The study’s findings do not bode well for Mistral, which is currently in a phase of expansion. Having raised €1.7 billion in a funding round led by ASML – which invested €1.3 billion to become the largest shareholder – the French company aims to accelerate the construction of European infrastructure based on Nvidia technology, with data centre projects in France and Sweden. The company, valued at around €11.7 billion, aims to exceed $1 billion in annual recurring revenue by the end of 2026. These are significant figures, but they fall short of the standards set by OpenAI and Anthropic, and competitive pressure from Chinese models – led by DeepSeek and Moonshot – is also making itself felt in terms of quality, as this very study demonstrates.

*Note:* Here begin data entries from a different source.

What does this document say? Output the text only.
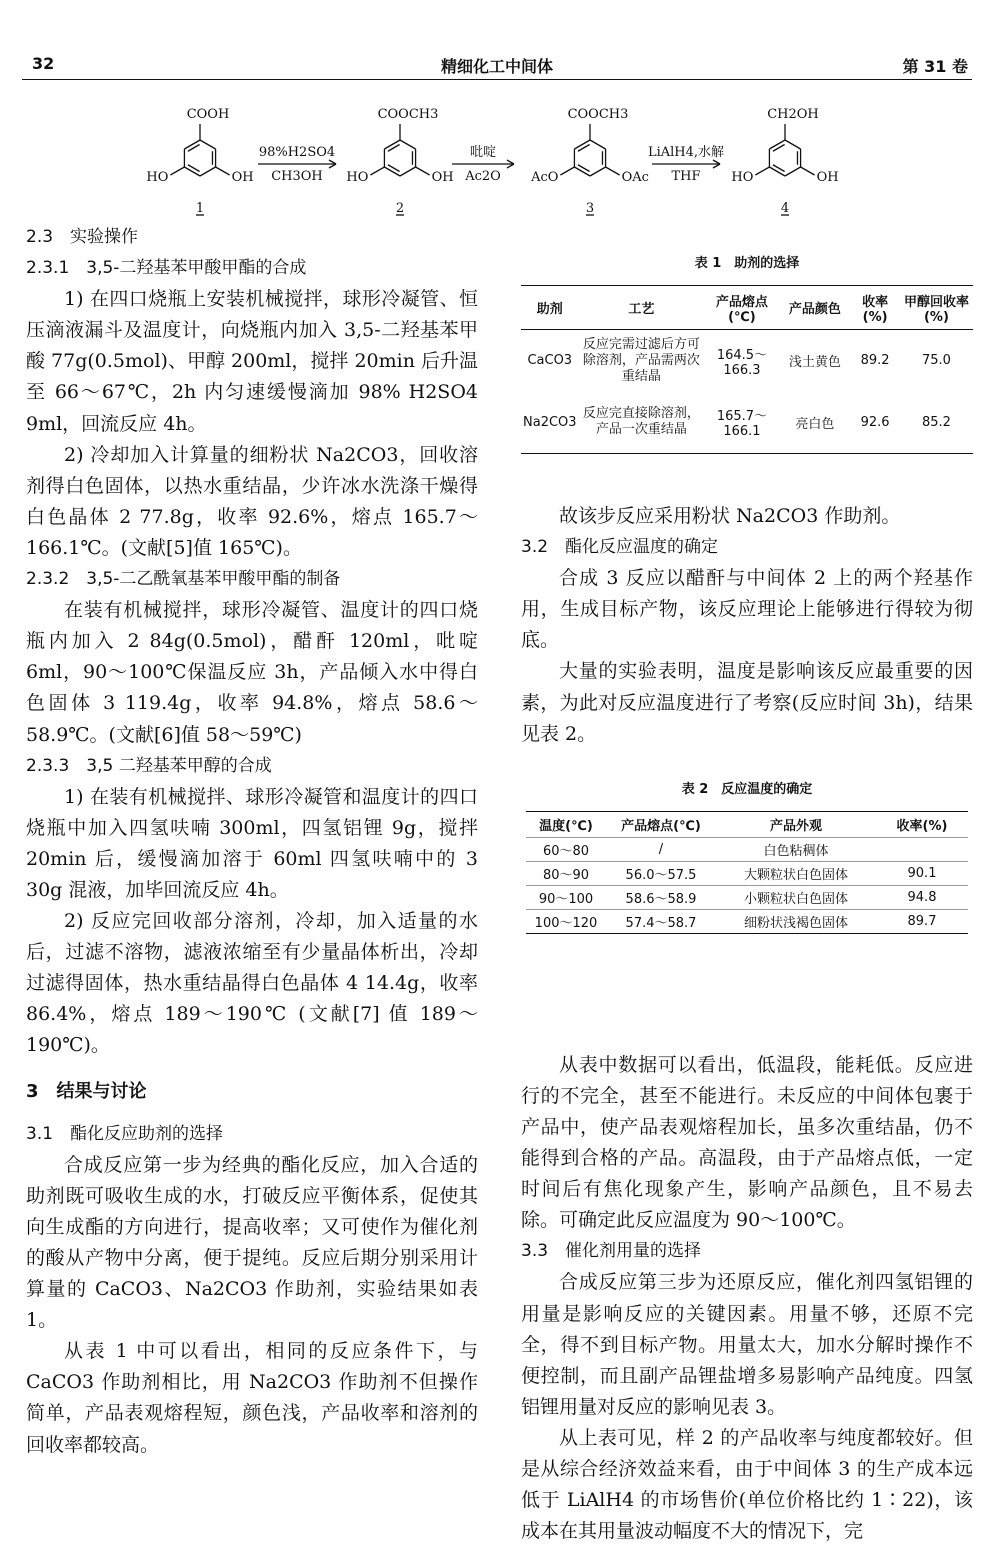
32	精细化工中间体	第 31 卷
COOH
HO	OH
1
COOCH3
HO	OH
2
COOCH3
AcO	OAc
3
CH2OH
HO	OH
4
98%H2SO4
CH3OH
吡啶
Ac2O
LiAlH4,水解
THF
2.3　实验操作
2.3.1　3,5-二羟基苯甲酸甲酯的合成
1) 在四口烧瓶上安装机械搅拌，球形冷凝管、恒压滴液漏斗及温度计，向烧瓶内加入 3,5-二羟基苯甲酸 77g(0.5mol)、甲醇 200ml，搅拌 20min 后升温至 66～67℃，2h 内匀速缓慢滴加 98% H2SO4 9ml，回流反应 4h。
2) 冷却加入计算量的细粉状 Na2CO3，回收溶剂得白色固体，以热水重结晶，少许冰水洗涤干燥得白色晶体 2 77.8g，收率 92.6%，熔点 165.7～166.1℃。(文献[5]值 165℃)。
2.3.2　3,5-二乙酰氧基苯甲酸甲酯的制备
在装有机械搅拌，球形冷凝管、温度计的四口烧瓶内加入 2 84g(0.5mol)，醋酐 120ml，吡啶 6ml，90～100℃保温反应 3h，产品倾入水中得白色固体 3 119.4g，收率 94.8%，熔点 58.6～58.9℃。(文献[6]值 58～59℃)
2.3.3　3,5 二羟基苯甲醇的合成
1) 在装有机械搅拌、球形冷凝管和温度计的四口烧瓶中加入四氢呋喃 300ml，四氢铝锂 9g，搅拌 20min 后，缓慢滴加溶于 60ml 四氢呋喃中的 3 30g 混液，加毕回流反应 4h。
2) 反应完回收部分溶剂，冷却，加入适量的水后，过滤不溶物，滤液浓缩至有少量晶体析出，冷却过滤得固体，热水重结晶得白色晶体 4 14.4g，收率 86.4%，熔点 189～190℃ (文献[7] 值 189～190℃)。
3　结果与讨论
3.1　酯化反应助剂的选择
合成反应第一步为经典的酯化反应，加入合适的助剂既可吸收生成的水，打破反应平衡体系，促使其向生成酯的方向进行，提高收率；又可使作为催化剂的酸从产物中分离，便于提纯。反应后期分别采用计算量的 CaCO3、Na2CO3 作助剂，实验结果如表 1。
从表 1 中可以看出，相同的反应条件下，与 CaCO3 作助剂相比，用 Na2CO3 作助剂不但操作简单，产品表观熔程短，颜色浅，产品收率和溶剂的回收率都较高。
表 1　助剂的选择
助剂	工艺	产品熔点(℃)	产品颜色	收率(%)	甲醇回收率(%)
CaCO3	反应完需过滤后方可除溶剂，产品需两次重结晶	164.5～166.3	浅土黄色	89.2	75.0
Na2CO3	反应完直接除溶剂，产品一次重结晶	165.7～166.1	亮白色	92.6	85.2
故该步反应采用粉状 Na2CO3 作助剂。
3.2　酯化反应温度的确定
合成 3 反应以醋酐与中间体 2 上的两个羟基作用，生成目标产物，该反应理论上能够进行得较为彻底。
大量的实验表明，温度是影响该反应最重要的因素，为此对反应温度进行了考察(反应时间 3h)，结果见表 2。
从表中数据可以看出，低温段，能耗低。反应进行的不完全，甚至不能进行。未反应的中间体包裹于产品中，使产品表观熔程加长，虽多次重结晶，仍不能得到合格的产品。高温段，由于产品熔点低，一定时间后有焦化现象产生，影响产品颜色，且不易去除。可确定此反应温度为 90～100℃。
3.3　催化剂用量的选择
合成反应第三步为还原反应，催化剂四氢铝锂的用量是影响反应的关键因素。用量不够，还原不完全，得不到目标产物。用量太大，加水分解时操作不便控制，而且副产品锂盐增多易影响产品纯度。四氢铝锂用量对反应的影响见表 3。
从上表可见，样 2 的产品收率与纯度都较好。但是从综合经济效益来看，由于中间体 3 的生产成本远低于 LiAlH4 的市场售价(单位价格比约 1∶22)，该成本在其用量波动幅度不大的情况下，完
表 2　反应温度的确定
温度(℃)	产品熔点(℃)	产品外观	收率(%)
60～80	/	白色粘稠体	
80～90	56.0～57.5	大颗粒状白色固体	90.1
90～100	58.6～58.9	小颗粒状白色固体	94.8
100～120	57.4～58.7	细粉状浅褐色固体	89.7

The ability to counter disinformation is emerging as a new benchmark for AI developers, one that may well come to carry as much weight as the quality of responses or processing speed. For European governments, this is a delicate issue to resolve. On the one hand, they must choose between commercial models – which perform better but involve the transfer of data to operators outside Europe – and open-source models, which are theoretically more controllable but, as the Estonian study shows, potentially less robust when it comes to information manipulation. On the other hand, they must do so at a time when AI has already found its way into classrooms, public offices and institutional decision-making processes. Estonia is a case in point. As one of the most advanced European countries in terms of digitalisation, it formally collaborates with OpenAI and Google, as well as other technology partners, on the use of artificial intelligence in the national education system. It remains to be seen whether the study’s findings will influence the Estonian government’s future decisions and its relations with AI technology providers.